The government filed a notice of appeal early Wednesday afternoon on behalf of the three officials sued by the AP — White House press secretary Karoline Leavitt, White House chief of staff Susan Wiles and deputy chief of staff Taylor Budowich. The one-page notice of appeal gave no other details.
The defendants “respectfully provide notice that they hereby appeal to the United States Court of Appeals for the District of Columbia Circuit,” the notice said.
Trump Appointee Rules in Favor of AP
On Tuesday, U.S. District Judge Trevor N. McFadden, an appointee of President Donald Trump, ruled in favor of the AP, whose reporters and photographers had been excluded from White House events since February because the news agency had decided not to follow the president’s executive order to rename the Gulf of Mexico.
McFadden ruled that the government can’t retaliate against the AP’s decision. Citing a principle known as “viewpoint discrimination,” the judge wrote that the administration cannot punish the news organization for the content of its speech. The decision, while a preliminary injunction, handed the AP a major victory at a time the White House has been challenging the press on several levels.
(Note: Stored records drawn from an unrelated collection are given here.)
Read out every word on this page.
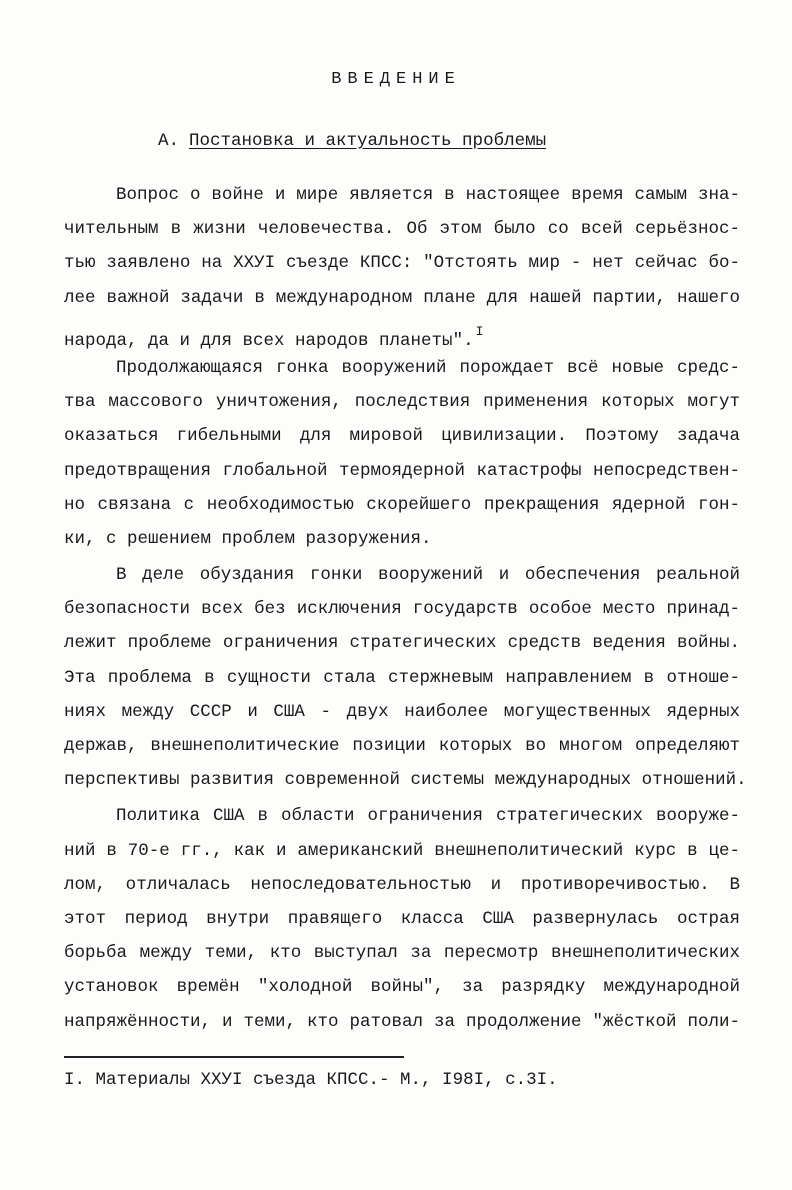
ВВЕДЕНИЕ
А. Постановка и актуальность проблемы
Вопрос о войне и мире является в настоящее время самым зна-
чительным в жизни человечества. Об этом было со всей серьёзнос-
тью заявлено на ХХУI съезде КПСС: "Отстоять мир - нет сейчас бо-
лее важной задачи в международном плане для нашей партии, нашего
народа, да и для всех народов планеты". $^I$
Продолжающаяся гонка вооружений порождает всё новые средс-
тва массового уничтожения, последствия применения которых могут
оказаться гибельными для мировой цивилизации. Поэтому задача
предотвращения глобальной термоядерной катастрофы непосредствен-
но связана с необходимостью скорейшего прекращения ядерной гон-
ки, с решением проблем разоружения.
В деле обуздания гонки вооружений и обеспечения реальной
безопасности всех без исключения государств особое место принад-
лежит проблеме ограничения стратегических средств ведения войны.
Эта проблема в сущности стала стержневым направлением в отноше-
ниях между СССР и США - двух наиболее могущественных ядерных
держав, внешнеполитические позиции которых во многом определяют
перспективы развития современной системы международных отношений.
Политика США в области ограничения стратегических вооруже-
ний в 70-е гг., как и американский внешнеполитический курс в це-
лом, отличалась непоследовательностью и противоречивостью. В
этот период внутри правящего класса США развернулась острая
борьба между теми, кто выступал за пересмотр внешнеполитических
установок времён "холодной войны", за разрядку международной
напряжённости, и теми, кто ратовал за продолжение "жёсткой поли-
I. Материалы ХХУI съезда КПСС.- М., I98I, с.3I.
“Under the First Amendment, if the government opens its doors to some journalists — be it to the Oval Office, the East Room, or elsewhere — it cannot then shut those doors to other journalists because of their viewpoints,” McFadden wrote. “The Constitution requires no less.”
The AP has been blocked since Feb. 11 from being among the small group of journalists to cover Trump in the Oval Office or aboard Air Force One, with sporadic ability to cover him at events in the East Room.
Trump has dismissed the AP, which was established in 1846, as a group of “radical left lunatics” and said that “we’re going to keep them out until such time as they agree it’s the Gulf of America.”
The AP’s decisions on what terminology to use are followed by journalists and other writers around the world through its influential stylebook. The outlet said it would continue to use Gulf of Mexico, as the body of water has been known for hundreds of years, while also noting Trump’s decision to rename it the Gulf of America.